The benzene concentration of the used sand was not measured as part of this study. The pollutant emission profile, however, readily leads to the conclusion that the benzene concentration is also drastically reduced in the used sand/reclaimed sand compared to the standard furan resin system.
The comprehensive sand and casting tests performed both on a small and large foundry scale made it possible to introduce a binder system on the foundry market that establishes a solid base on which the difficult emission problem can be relieved.
Special components absorb pollutants
The development of the Clean Top method is yet another milestone in reducing emissions. Clean Top is a flowable coating with absorptive properties for application on the external surfaces of moulds regardless of the manufacturing process involved.
The coating contains especially active components that can absorb odours and pollutants - particularly sulphur dioxide - from the casting gases. The coating is most effective when wet and should therefore not be dried.
The absorptive materials can be adjusted to the composition of the binder used in the moulding material. This is a feature that makes it possible to optimize the impact of the binder for exhaust gas treatment. The diagram in Figure 5 illustrates how the coating works. The coating layer (indicated by the arrow) is applied prior to casting, making it possible to selectively absorb pollutants from the exhaust gas when they are formed during the casting process.
A furan resin mould, consisting of a standard system and 100% regenerate, was filled with liquid iron at a temperature of roughly 1400°C. Figure 6 illustrates the absorption capacity of an active Clean Top layer. As the figure shows, the coating layer keeps a large portion of pollutants (BTX) from escaping. The same phenomenon also applies to the reduction of odours and sulphur dioxide.

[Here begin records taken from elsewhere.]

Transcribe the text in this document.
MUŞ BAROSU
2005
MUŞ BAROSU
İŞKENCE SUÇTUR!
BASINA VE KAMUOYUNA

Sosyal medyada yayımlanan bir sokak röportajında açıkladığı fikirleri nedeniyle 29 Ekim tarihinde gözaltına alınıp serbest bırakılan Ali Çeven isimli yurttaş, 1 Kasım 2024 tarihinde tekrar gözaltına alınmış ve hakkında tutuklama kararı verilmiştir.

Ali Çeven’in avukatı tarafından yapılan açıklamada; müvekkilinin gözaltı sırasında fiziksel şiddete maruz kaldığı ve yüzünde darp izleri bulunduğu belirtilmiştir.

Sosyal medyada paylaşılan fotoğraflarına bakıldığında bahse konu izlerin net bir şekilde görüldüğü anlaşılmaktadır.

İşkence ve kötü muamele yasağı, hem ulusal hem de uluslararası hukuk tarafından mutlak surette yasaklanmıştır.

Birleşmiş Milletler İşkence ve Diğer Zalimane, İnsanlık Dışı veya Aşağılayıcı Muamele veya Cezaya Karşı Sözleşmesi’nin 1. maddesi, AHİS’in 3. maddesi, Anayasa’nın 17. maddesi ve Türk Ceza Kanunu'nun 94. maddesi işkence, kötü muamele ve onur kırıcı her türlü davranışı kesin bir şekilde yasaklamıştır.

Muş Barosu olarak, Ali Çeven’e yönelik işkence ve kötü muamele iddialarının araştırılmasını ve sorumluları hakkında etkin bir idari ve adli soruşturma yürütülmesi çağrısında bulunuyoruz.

Figure 7, on the other hand, reveals a slight increase in the concentration of benzene and sulphur in the coating layer after casting, a result that clearly demonstrates the absorptive effect of this mould cover.
Although the Clean Top process and the Askuran LE furan resin system both yield measurable reductions in exhaust gas odours and pollutants, the concentrations of the substances discussed here can also be reduced to a very low level through the combination of both processes. Figure 8 documents the addition of the good results that the modes of action have towards lower pollutant levels. The interaction of these two methods greatly reduces odour and SO2 concentrations.
The Clean Top method offers foundries an approach to reduce all unwanted emissions which is also easy to implement. The Askuran LE furan resin system is an excellent example of a primary step towards avoiding emissions. Both methods – whether used separately or in combination (Figure 9) – make an effective contribution towards improving environmental conditions in foundries.